Similarly, you can completely override out-of-place broadcasting with a copy(::Broadcasted) method.

Working with Broadcasted objects

In order to implement such a copy or copyto!, method, of course, you must work with the Broadcasted wrapper to compute each element. There are two main ways of doing so:

Writing binary broadcasting rules

The precedence rules are defined by binary BroadcastStyle calls:

Base.BroadcastStyle(::Style1, ::Style2) = Style12()

where Style12 is the BroadcastStyle you want to choose for outputs involving arguments of Style1 and Style2. For example,

Base.BroadcastStyle(::Broadcast.Style{Tuple}, ::Broadcast.AbstractArrayStyle{0}) = Broadcast.Style{Tuple}()

indicates that Tuple "wins" over zero-dimensional arrays (the output container will be a tuple). It is worth noting that you do not need to (and should not) define both argument orders of this call; defining one is sufficient no matter what order the user supplies the arguments in.

For AbstractArray types, defining a BroadcastStyle supersedes the fallback choice, Broadcast.DefaultArrayStyle. DefaultArrayStyle and the abstract supertype, AbstractArrayStyle, store the dimensionality as a type parameter to support specialized array types that have fixed dimensionality requirements.

DefaultArrayStyle "loses" to any other AbstractArrayStyle that has been defined because of the following methods:

BroadcastStyle(a::AbstractArrayStyle{Any}, ::DefaultArrayStyle) = a
BroadcastStyle(a::AbstractArrayStyle{N}, ::DefaultArrayStyle{N}) where N = a
BroadcastStyle(a::AbstractArrayStyle{M}, ::DefaultArrayStyle{N}) where {M,N} =
    typeof(a)(_max(Val(M),Val(N)))

You do not need to write binary BroadcastStyle rules unless you want to establish precedence for two or more non-DefaultArrayStyle types.

If your array type does have fixed dimensionality requirements, then you should subtype AbstractArrayStyle. For example, the sparse array code has the following definitions:

struct SparseVecStyle <: Broadcast.AbstractArrayStyle{1} end
struct SparseMatStyle <: Broadcast.AbstractArrayStyle{2} end
Base.BroadcastStyle(::Type{<:SparseVector}) = SparseVecStyle()
Base.BroadcastStyle(::Type{<:SparseMatrixCSC}) = SparseMatStyle()

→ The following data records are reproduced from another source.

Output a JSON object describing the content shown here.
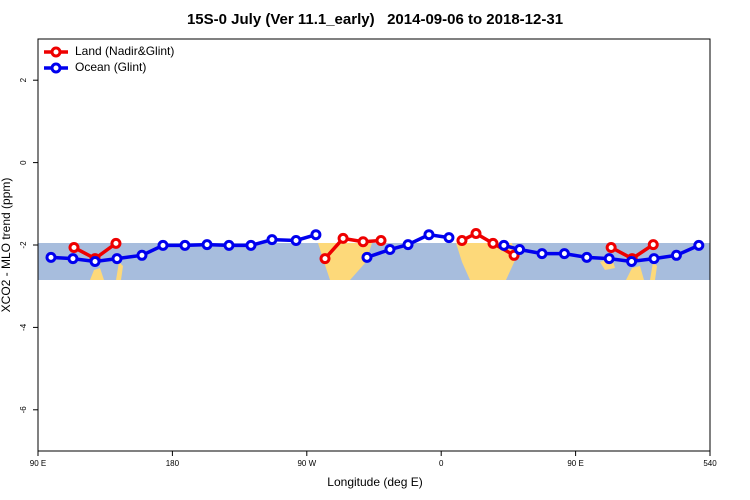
{
  "chart_data": {
    "type": "line",
    "title": "15S-0 July (Ver 11.1_early)   2014-09-06 to 2018-12-31",
    "x_label": "Longitude (deg E)",
    "y_label": "XCO2 - MLO trend (ppm)",
    "xlim": [
      90,
      540
    ],
    "xticks": [
      {
        "value": 90,
        "label": "90 E"
      },
      180,
      {
        "value": 270,
        "label": "90 W"
      },
      {
        "value": 360,
        "label": "0"
      },
      {
        "value": 450,
        "label": "90 E"
      },
      540
    ],
    "ylim": [
      -7,
      3
    ],
    "yticks": [
      -6,
      -4,
      -2,
      0,
      2
    ],
    "legend": "top-left",
    "series": [
      {
        "name": "Land (Nadir&Glint)",
        "color": "#ee0000",
        "x": [
          114.1,
          128.2,
          142.2,
          null,
          282.2,
          294.3,
          307.7,
          319.7,
          null,
          373.9,
          383.3,
          394.7,
          408.8,
          null,
          473.8,
          487.9,
          502.0
        ],
        "values": [
          -2.06,
          -2.33,
          -1.96,
          null,
          -2.33,
          -1.84,
          -1.92,
          -1.89,
          null,
          -1.89,
          -1.72,
          -1.96,
          -2.25,
          null,
          -2.06,
          -2.33,
          -1.99
        ]
      },
      {
        "name": "Ocean (Glint)",
        "color": "#0000ee",
        "x": [
          98.7,
          113.4,
          128.2,
          142.9,
          159.6,
          173.7,
          188.4,
          203.2,
          217.9,
          232.6,
          246.7,
          262.8,
          276.1,
          null,
          310.3,
          325.7,
          337.8,
          351.8,
          365.2,
          null,
          402.0,
          412.5,
          427.5,
          442.5,
          457.5,
          472.5,
          487.5,
          502.5,
          517.5,
          532.5
        ],
        "values": [
          -2.3,
          -2.33,
          -2.4,
          -2.33,
          -2.25,
          -2.01,
          -2.01,
          -1.99,
          -2.01,
          -2.01,
          -1.87,
          -1.89,
          -1.75,
          null,
          -2.3,
          -2.11,
          -1.99,
          -1.75,
          -1.82,
          null,
          -2.01,
          -2.11,
          -2.21,
          -2.21,
          -2.3,
          -2.33,
          -2.4,
          -2.33,
          -2.25,
          -2.01
        ]
      }
    ]
  }
}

Whenever you subtype AbstractArrayStyle, you also need to define rules for combining dimensionalities, by creating a constructor for your style that takes a Val(N) argument. For example:

SparseVecStyle(::Val{0}) = SparseVecStyle()
SparseVecStyle(::Val{1}) = SparseVecStyle()
SparseVecStyle(::Val{2}) = SparseMatStyle()
SparseVecStyle(::Val{N}) where N = Broadcast.DefaultArrayStyle{N}()

These rules indicate that the combination of a SparseVecStyle with 0- or 1-dimensional arrays yields another SparseVecStyle, that its combination with a 2-dimensional array yields a SparseMatStyle, and anything of higher dimensionality falls back to the dense arbitrary-dimensional framework. These rules allow broadcasting to keep the sparse representation for operations that result in one or two dimensional outputs, but produce an Array for any other dimensionality.